Uncivilised people cannot be emancipated - Entertainers believe Jamaicans are mentally enslaved

August 02, 2017
Tommy Cowan
Macka Diamond

Amid the current Emancipendence celebrations, some music industry practitioners are of the view that Jamaicans are still not truly independent or emancipated.

THE STAR took the liberty of interviewing some of reggae and dancehall's protagonists, and they believe independence and emancipation are just words yet to be brought into action.

Despite celebrating 55 years of independence this year, veteran music manager and singer Tommy Cowan is of the view that Jamaicans are not civilised.

"People who are emancipated are not murdering each other. If you are emancipated, you have to be civilised, and our mind is still in a form of slavery. However, we can't dismiss that we have made some amount of progress over the years. What we need is a clear vision for the people that they can have a clear understanding. Vision creates discipline, and self-discipline is the highest form of living, and where we lack discipline, the people will perish," he said.


Merely servants


Meanwhile, reggae artiste I-Wayne, who is known as a man who always speaks his mind, said Jamaicans are merely servants.

"The servitude still a gwaan, and it is obvious. I feel like all of this is just mouth talk, just like when some society people seh they want to see a better nation, then when you check it out, they are at the front of the nastiness. The people are straying further away because they love the nastiness and the filth," he said.
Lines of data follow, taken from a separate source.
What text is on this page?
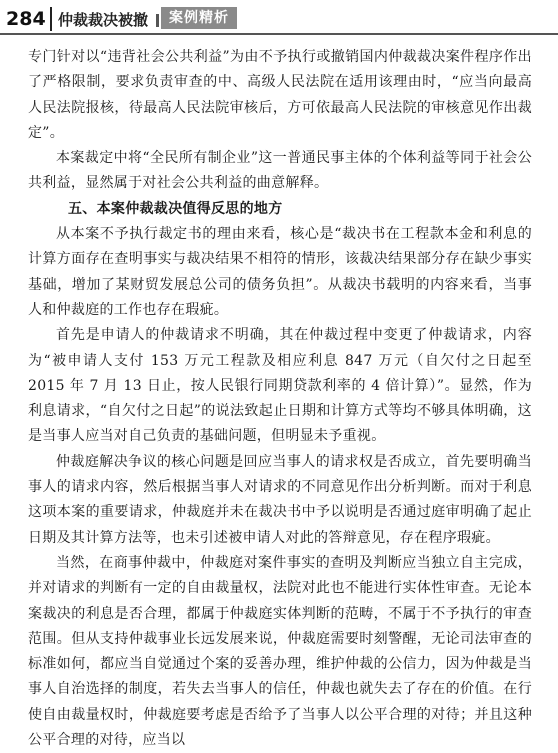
284 仲裁裁决被撤	案例精析

专门针对以“违背社会公共利益”为由不予执行或撤销国内仲裁裁决案件程序作出了严格限制，要求负责审查的中、高级人民法院在适用该理由时，“应当向最高人民法院报核，待最高人民法院审核后，方可依最高人民法院的审核意见作出裁定”。

本案裁定中将“全民所有制企业”这一普通民事主体的个体利益等同于社会公共利益，显然属于对社会公共利益的曲意解释。

五、本案仲裁裁决值得反思的地方

从本案不予执行裁定书的理由来看，核心是“裁决书在工程款本金和利息的计算方面存在查明事实与裁决结果不相符的情形，该裁决结果部分存在缺少事实基础，增加了某财贸发展总公司的债务负担”。从裁决书载明的内容来看，当事人和仲裁庭的工作也存在瑕疵。

首先是申请人的仲裁请求不明确，其在仲裁过程中变更了仲裁请求，内容为“被申请人支付 153 万元工程款及相应利息 847 万元（自欠付之日起至 2015 年 7 月 13 日止，按人民银行同期贷款利率的 4 倍计算）”。显然，作为利息请求，“自欠付之日起”的说法致起止日期和计算方式等均不够具体明确，这是当事人应当对自己负责的基础问题，但明显未予重视。

仲裁庭解决争议的核心问题是回应当事人的请求权是否成立，首先要明确当事人的请求内容，然后根据当事人对请求的不同意见作出分析判断。而对于利息这项本案的重要请求，仲裁庭并未在裁决书中予以说明是否通过庭审明确了起止日期及其计算方法等，也未引述被申请人对此的答辩意见，存在程序瑕疵。

当然，在商事仲裁中，仲裁庭对案件事实的查明及判断应当独立自主完成，并对请求的判断有一定的自由裁量权，法院对此也不能进行实体性审查。无论本案裁决的利息是否合理，都属于仲裁庭实体判断的范畴，不属于不予执行的审查范围。但从支持仲裁事业长远发展来说，仲裁庭需要时刻警醒，无论司法审查的标准如何，都应当自觉通过个案的妥善办理，维护仲裁的公信力，因为仲裁是当事人自治选择的制度，若失去当事人的信任，仲裁也就失去了存在的价值。在行使自由裁量权时，仲裁庭要考虑是否给予了当事人以公平合理的对待；并且这种公平合理的对待，应当以
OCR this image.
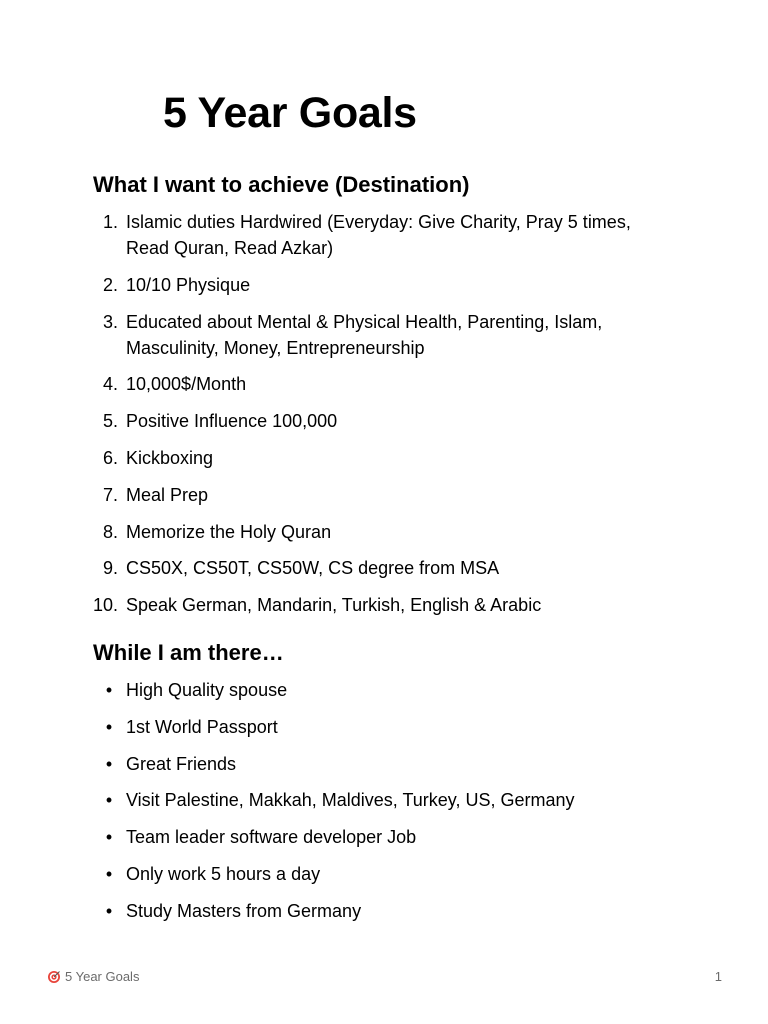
5 Year Goals
What I want to achieve (Destination)
1. Islamic duties Hardwired (Everyday: Give Charity, Pray 5 times, Read Quran, Read Azkar)
2. 10/10 Physique
3. Educated about Mental & Physical Health, Parenting, Islam, Masculinity, Money, Entrepreneurship
4. 10,000$/Month
5. Positive Influence 100,000
6. Kickboxing
7. Meal Prep
8. Memorize the Holy Quran
9. CS50X, CS50T, CS50W, CS degree from MSA
10. Speak German, Mandarin, Turkish, English & Arabic
While I am there…
• High Quality spouse
• 1st World Passport
• Great Friends
• Visit Palestine, Makkah, Maldives, Turkey, US, Germany
• Team leader software developer Job
• Only work 5 hours a day
• Study Masters from Germany
5 Year Goals	1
As for his role in evoking change, the reggae artiste noted that music provides a level of resocialisation to the masses. However, he said many Jamaicans are already comfortable in ignorance.

"Sometimes, it is overbearing doing conscious music, but I always try to do good. There is only so much I can do as one person because not even Marcus Garvey couldn't do it alone. What makes it worse is that we are trying to reach big people, and still they don't listen. But even so doing, I don't compete with the badness and the nastiness. I just teach those who are willing to learn," he told THE STAR.

Veteran dancehall artiste and author Macka Diamond also shared a similar view. She thinks Jamaicans are lacking in self-belief.

"We asked to be independent, but we are not making use of it. We have the resources, but we are not using them. Instead, we rely on foreign for everything because we are still foreign minded. We need to pay attention to what we have and believe in ourselves and our people. The Government should make sure we eat what we grow instead of shipping in the bag of computer altered foods because our food is more healthy," she said.

Macka Diamond believes Jamaicans should follow in the footsteps of other countries like Uganda, which has been using its natural and human resources to facilitate development.

"When I was there, I saw that everything they wore, as well as the fixtures in their houses were all made there. We have the same resources, yet we are not using ours," she said.